Eleven members of the clergy in the Vancouver-based diocese of New Westminster on April 21 resigned due to theological conflicts with the diocese and Bishop Michael Ingham, but said they intend to continue their parish ministry under the jurisdiction of an Anglican province in South America.
The nine priests and two deacons, in a letter to Bishop Ingham, said “it is our intention to remain members of the Anglican church” but “we cannot continue the Anglican ministry to which we were ordained under your jurisdiction.”
In 2002, New Westminster voted to allow blessing ceremonies for same-sex couples and the statement said the diocese “has departed from historic, orthodox Anglican teaching and practice.”
The clergy said they “hereby relinquish the licences (to minister) we hold from the bishop of New Westminster. Each of us will receive a licence to continue our present parish ministries from Bishop Donald Harvey, who … is under the jurisdiction of the primate (senior archbishop) of the Southern Cone.” The clergy served at four diocese of New Westminster parishes and two Anglican Network in Canada parishes.
Bishop Harvey, who relinquished his ministry from the Canadian church last November, joined the province of the Southern Cone (which consists of the southern part of South America) under Archbishop Gregory Venables.
“In this way, we will be able to continue our Anglican ministry within the Anglican church, under the jurisdiction of and in communion with those who remain faithful to historic, orthodox Anglicanism and as part of the Anglican Communion worldwide,” the statement said.
The clergy were responding to a letter sent them in February by Bishop Ingham, stating that they had abandoned their ministry within the Anglican Church of Canada; the letter gave them 60 days to respond. The deadline was April 21. Bishop Ingham was on retreat and not available for comment.
The six parishes in February joined the Anglican Network in Canada, a theologically-conservative group of churches led by Bishop Harvey.
A network spokesperson, Cheryl Chang, confirmed that the New Westminster clergy intend to remain in their parish buildings, along with their congregations – a move that may prompt legal action from the diocese. Ms. Chang and diocesan communications officer Neale Adams said no lawsuit has been filed. The dioceses of Niagara and British Columbia have been involved in civil court cases concerning property ownership issues and access to parishes that have voted to break away.

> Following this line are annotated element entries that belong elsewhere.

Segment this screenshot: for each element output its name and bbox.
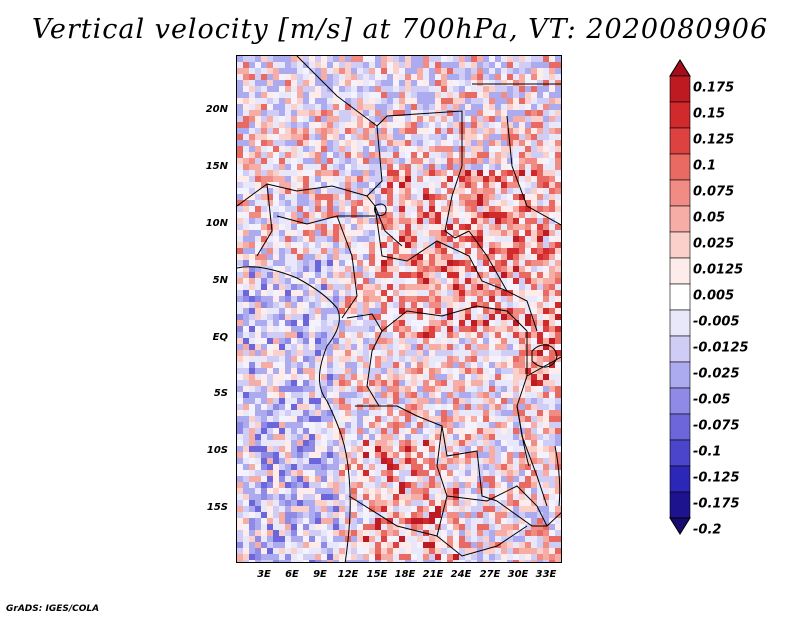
lon-label: 18E	[394, 569, 416, 580]
colorbar-label: 0.15	[693, 106, 726, 122]
colorbar-label: 0.05	[693, 210, 726, 226]
colorbar-label: 0.0125	[693, 262, 744, 278]
credit-text: GrADS: IGES/COLA	[6, 604, 100, 614]
lon-label: 24E	[450, 569, 472, 580]
border-zimbabwe	[496, 500, 561, 527]
colorbar-swatch	[669, 283, 691, 311]
colorbar-top-arrow	[669, 59, 691, 77]
colorbar-bottom-arrow	[669, 517, 691, 535]
colorbar-swatch	[669, 387, 691, 415]
lat-label: 20N	[205, 104, 228, 115]
colorbar-swatch	[669, 361, 691, 389]
border-sudan	[444, 165, 470, 239]
colorbar-swatch	[669, 127, 691, 155]
colorbar-label: 0.125	[693, 132, 735, 148]
border-nigeria	[276, 215, 375, 225]
colorbar-swatch	[669, 309, 691, 337]
border-niger	[266, 183, 368, 197]
colorbar-label: -0.125	[693, 470, 740, 486]
colorbar-swatch	[669, 413, 691, 441]
colorbar-swatch	[669, 205, 691, 233]
lon-label: 3E	[257, 569, 271, 580]
colorbar-label: -0.025	[693, 366, 740, 382]
border-cameroon	[336, 215, 358, 319]
border-angola	[355, 405, 498, 502]
colorbar-swatch	[669, 465, 691, 493]
lon-label: 15E	[366, 569, 388, 580]
lon-label: 21E	[422, 569, 444, 580]
lon-label: 6E	[285, 569, 299, 580]
velocity-field	[237, 56, 561, 562]
colorbar-label: -0.175	[693, 496, 740, 512]
colorbar	[669, 59, 691, 535]
colorbar-label: 0.005	[693, 288, 735, 304]
colorbar-label: -0.005	[693, 314, 740, 330]
lake-chad	[374, 203, 387, 217]
lat-label: 10N	[205, 218, 228, 229]
lat-label: 5N	[212, 275, 228, 286]
colorbar-label: 0.1	[693, 158, 717, 174]
border-congo	[346, 313, 383, 407]
colorbar-swatch	[669, 257, 691, 285]
lon-label: 27E	[479, 569, 501, 580]
lake-malawi	[554, 445, 561, 507]
border-ethiopia	[506, 115, 561, 226]
lake-tanganyika	[516, 405, 530, 467]
lake-victoria	[531, 344, 558, 368]
lat-label: 10S	[206, 445, 228, 456]
border-botswana	[436, 525, 528, 557]
border-car	[374, 205, 508, 292]
lat-label: 5S	[213, 388, 228, 399]
border-drc-north	[381, 305, 528, 332]
colorbar-label: 0.075	[693, 184, 735, 200]
lon-label: 33E	[535, 569, 557, 580]
map-title: Vertical velocity [m/s] at 700hPa, VT: 2…	[31, 14, 769, 45]
lon-label: 9E	[313, 569, 327, 580]
velocity-shading	[237, 56, 561, 562]
lon-label: 12E	[337, 569, 359, 580]
colorbar-swatch	[669, 75, 691, 103]
border-namibia	[348, 495, 448, 537]
colorbar-swatch	[669, 101, 691, 129]
colorbar-label: -0.05	[693, 392, 731, 408]
lat-label: 15N	[205, 161, 228, 172]
coastline	[237, 266, 351, 562]
lat-label: EQ	[212, 332, 228, 343]
border-west	[237, 183, 273, 257]
colorbar-label: 0.175	[693, 80, 735, 96]
velocity-map[interactable]	[236, 55, 562, 563]
lon-label: 30E	[507, 569, 529, 580]
colorbar-swatch	[669, 153, 691, 181]
colorbar-label: -0.2	[693, 522, 722, 538]
colorbar-swatch	[669, 439, 691, 467]
colorbar-swatch	[669, 335, 691, 363]
country-borders	[237, 56, 561, 562]
border-chad	[366, 125, 403, 247]
border-north	[296, 56, 463, 166]
colorbar-label: -0.075	[693, 418, 740, 434]
border-tanzania	[526, 356, 561, 377]
colorbar-swatch	[669, 231, 691, 259]
border-south-sudan	[468, 230, 538, 332]
colorbar-swatch	[669, 491, 691, 519]
lat-label: 15S	[206, 502, 228, 513]
colorbar-swatch	[669, 179, 691, 207]
colorbar-label: -0.0125	[693, 340, 749, 356]
border-zambia	[436, 425, 548, 527]
colorbar-label: 0.025	[693, 236, 735, 252]
colorbar-label: -0.1	[693, 444, 722, 460]
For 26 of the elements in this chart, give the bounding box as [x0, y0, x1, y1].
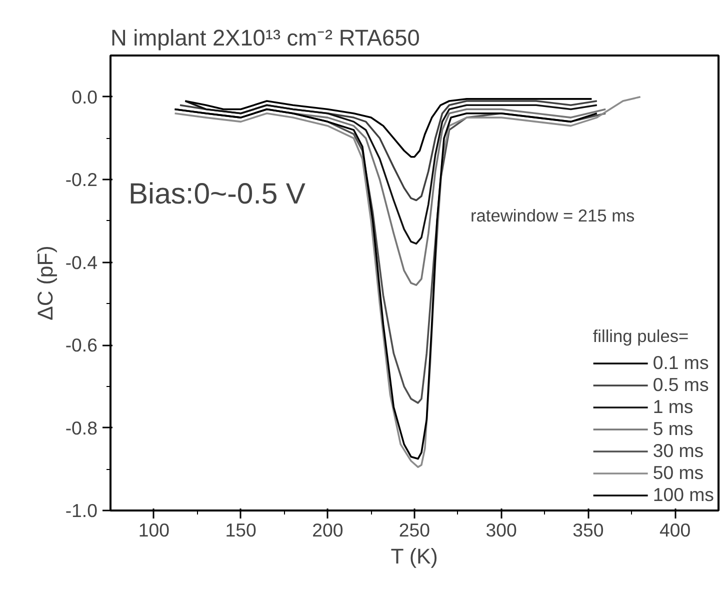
x-tick-label: 200 — [312, 520, 344, 540]
legend-label: 50 ms — [652, 462, 704, 484]
y-tick-label: 0.0 — [72, 86, 98, 108]
x-tick-label: 400 — [660, 520, 691, 540]
legend-label: 100 ms — [652, 484, 714, 506]
x-tick-label: 350 — [572, 520, 604, 540]
x-tick-label: 150 — [225, 520, 256, 540]
x-tick-label: 250 — [398, 520, 430, 540]
x-axis-title: T (K) — [390, 544, 438, 568]
y-axis-title: ΔC (pF) — [33, 246, 58, 320]
legend-label: 1 ms — [652, 396, 694, 418]
y-tick-label: -0.2 — [65, 169, 98, 190]
x-tick-label: 100 — [138, 520, 170, 540]
y-tick-label: -0.4 — [65, 252, 98, 273]
annotation: Bias:0~-0.5 V — [128, 178, 306, 210]
x-tick-label: 300 — [486, 520, 517, 540]
legend-label: 0.1 ms — [652, 352, 709, 374]
legend-label: 5 ms — [652, 418, 694, 440]
annotation: ratewindow = 215 ms — [470, 206, 636, 226]
chart-title: N implant 2X10¹³ cm⁻² RTA650 — [110, 24, 420, 50]
legend-title: filling pules= — [592, 326, 690, 347]
legend-label: 0.5 ms — [652, 374, 709, 396]
legend-label: 30 ms — [652, 440, 704, 462]
y-tick-label: -1.0 — [65, 500, 98, 521]
y-tick-label: -0.6 — [65, 334, 98, 356]
y-tick-label: -0.8 — [65, 417, 98, 438]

In 2002, eight of the 80 parishes in New Westminster left the synod, or governing convention, that approved same-sex blessings; they also stopped paying assessments to the diocese and began processing their own payroll for clergy and staff. A year ago, due to a technical computer system issue at the national pension office in Toronto, the diocese agreed to process their payroll again, but the arrangement ends at the end of April and the churches “will be paying (their) own clergy,” said Ms. Chang.
(Editor’s note: The fourth paragraph of this story has revised for clarity.)